Fig. 1. Number of current periodical titles, by format, by library

Although we believe that these conservative estimates of space costs are appropriate for the purposes of this study, we also include, at various places, estimates of the costs assuming newly constructed on-campus space at $250 per square foot. We distinguish these estimates clearly wherever they are used. We amortized all space costs over a 25-year period.

FOOTNOTES

¹⁴ This is the 006 code for Type of Continuing Resource, which appears in OCLC’s Bibliographic Formats and Standards, Third Edition, available online at http://www.oclc.org/bibformats/pdf/ffe.pdf, at page 73.

¹⁵ Less often, issues are discarded and replaced with microform editions. We did collect data on the microform category; however, the quality of this information was insufficient for analysis. Since so few of the periodicals are held in microform, we did not present these data in this study.

¹⁶ Third-party vendors also engage in aggregation. Typically, they go to publishers that produce one or a few journals-small learned societies with a single title, for example-and offer to help them reach their markets. Then they turn to the library market and offer a package of journals more easily acquired, tracked, and managed for being in a single package than would be the case if the library went from publisher to publisher each year renewing subscriptions. A variant on this model is the aggregator that selects a package in different ways designed to add value: offering access to research articles only in a basket of journals that publish a variety of kinds of information, for example, or identifying a small group of related subjects where a thematic bundle seems to make market and intellectual sense. Here again, publisher and purchaser may disagree over the value gained by the bundling.

¹⁷ See Leighton and Weber 1986.

¹⁸ In isolated cases, survey respondents did not distinguish adequately between the holdings categories for a given activity. In these cases, we allocated the time among the holdings categories via imputations based on other staff in the same department at the same library. This was only rarely necessary.

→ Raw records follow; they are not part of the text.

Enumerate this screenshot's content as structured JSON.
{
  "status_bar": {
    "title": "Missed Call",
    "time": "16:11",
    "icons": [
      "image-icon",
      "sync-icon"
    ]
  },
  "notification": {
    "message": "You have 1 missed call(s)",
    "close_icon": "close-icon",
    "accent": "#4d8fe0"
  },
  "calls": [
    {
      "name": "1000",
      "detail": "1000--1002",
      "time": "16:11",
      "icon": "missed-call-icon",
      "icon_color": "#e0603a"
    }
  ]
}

¹⁹ When initiating a borrowing request, a patron does not understand an item to be missing from the local print materials or from the locally provided electronic materials, but simply from the periodicals collection as a whole. Consequently, it is not possible to allocate interlibrary loans (ILLs) by format or holdings category. ILL costs do not affect the relative costs of the formats and were therefore excluded from the study.

²⁰ Bryn Mawr, Cornell, George Mason, NYU, Suffolk, and Williams provided data in the monthly format; the other libraries did so by the year.

²¹ The activities handled in this way included negotiation and licensing, receipt and check-in, routing of issues or tables of contents, cataloging, physical processing, circulation, user instruction, and preservation. For those activities, we constructed a ratio of the number of “outputs” per month to the number of outputs per year, where outputs could be, for example, the number of volumes that were circulated. We used this ratio to determine how that activity for the given holdings category scaled to the year. These ratios, however, did not necessarily apply to all formats or to activities when the monthly data were not provided or appeared inappropriate (e.g., instances when monthly outputs exceeded previous annual outputs).

²² This was the case for activities for which outputs would be inaccurate measures of work, including collection development, subscription processing, routine renewal and termination, linking services, stacks maintenance (including current issues areas), reference and research, and electronic infrastructure and support.

²³ One useful source in seeking data on contemporary expenditures for off-site facilities can be found as Appendices 1 (capacity figures) and 4 (construction costs) of Reilly 2003. For more information on these types of facilities, see Nitecki and Kendrick 2001.

²⁴ See, for example, Jay Lucker, personal communication to Sarah Levin, in Bowen 2001.